Applications have inter-process communication based external interfaces separate from their applications. DNET maintains a database of executing applications. Users can connect into existing applications or start new ones. The GUI logic is uploaded automatically if not already present. The GUI can connect and disconnect at will from any computer, anywhere. The distinctions between batch and interactive applications are generalized. The running application will block if it requires user input, until the user reconnects. The same application can be used by different types of GUI, even during the lifetime of a single instance of the application. Interfaces include HTML, CGI, Java, C/C++, DLL's, propriety socket based interfaces, Telnet.
At the DNET middleware level, the Scheduler submits problems to the system and holds them in a queue. They are allocated to groups of machines as machines become available. Software can map at run time on a PVM or HP-PVM type cluster communications environment. All results, error reports and performance information are available in the system.
xCaller (Cross Caller
The xCaller (cross caller) is a client/server type mechanism that allows an interface program to spawn-off and communicate with an application. The program may be spawn-off on the local machine or submitted into a batch queuing system. The xCaller handles hetergenious data conversion when the application is spawned-on a different architecture to the interface. Specifically, the cross caller provides an interface between the parallelizedapplication60′ and thecode segments80,80′, permitting call backs therebetween.

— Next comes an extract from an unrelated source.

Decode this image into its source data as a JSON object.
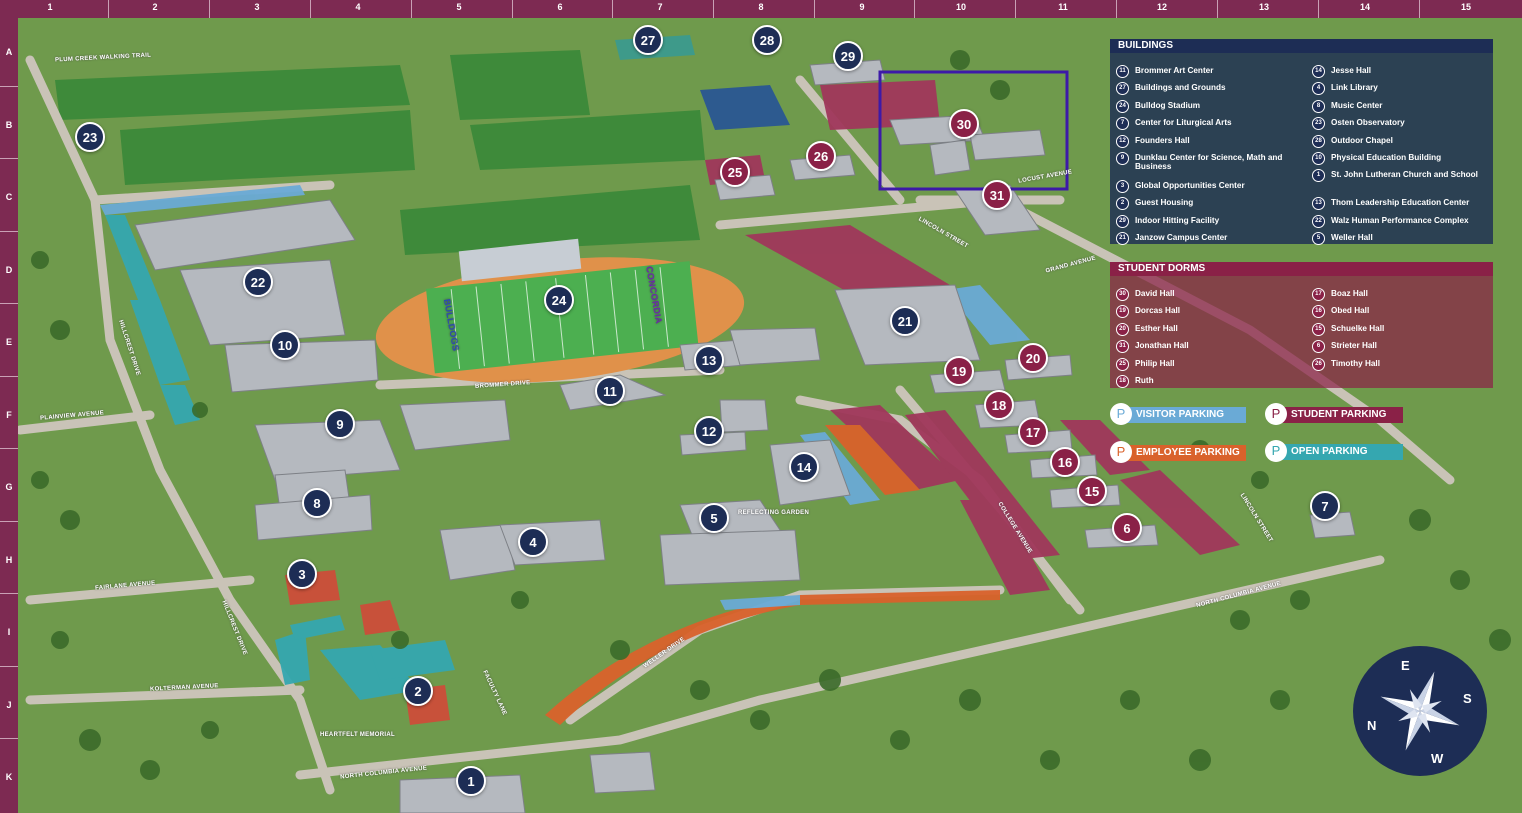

xCaller maintains a database of executing applications. Users can connect into existing applications or start new ones. The GUI logic is uploaded automatically if not already present. The GUI can connect and disconnect at will from any computer, anywhere. The distinctions between batch and interactive applications are generalized. The running application will block if it requires user input, until the user reconnects. The same application can be used by different types of GUI, even during the lifetime of a single instance of the application. Interfaces include HTML, CGI, Java, C/C++, DLL's, propriety socket based interfaces, Telnet.
The approach of the preferred embodiment of the invention is significantly different from existing parallel computing software approaches which do not provide this type of flexibility and which primarily use a proprietary rather than a standards-based approach. Using the approach of the preferred embodiment avoids the need to invest in expensive high-end computing hardware or development of new applications designed for parallel computing in order to solve complex problems. This system allows for easy integration with existing enterprise customer software. This facilitates a low cost of entry for enterprises by permitting customers to merely modify existing code rather than writing new software solutions. The present invention bridges the gap between parallel application development and cluster computing.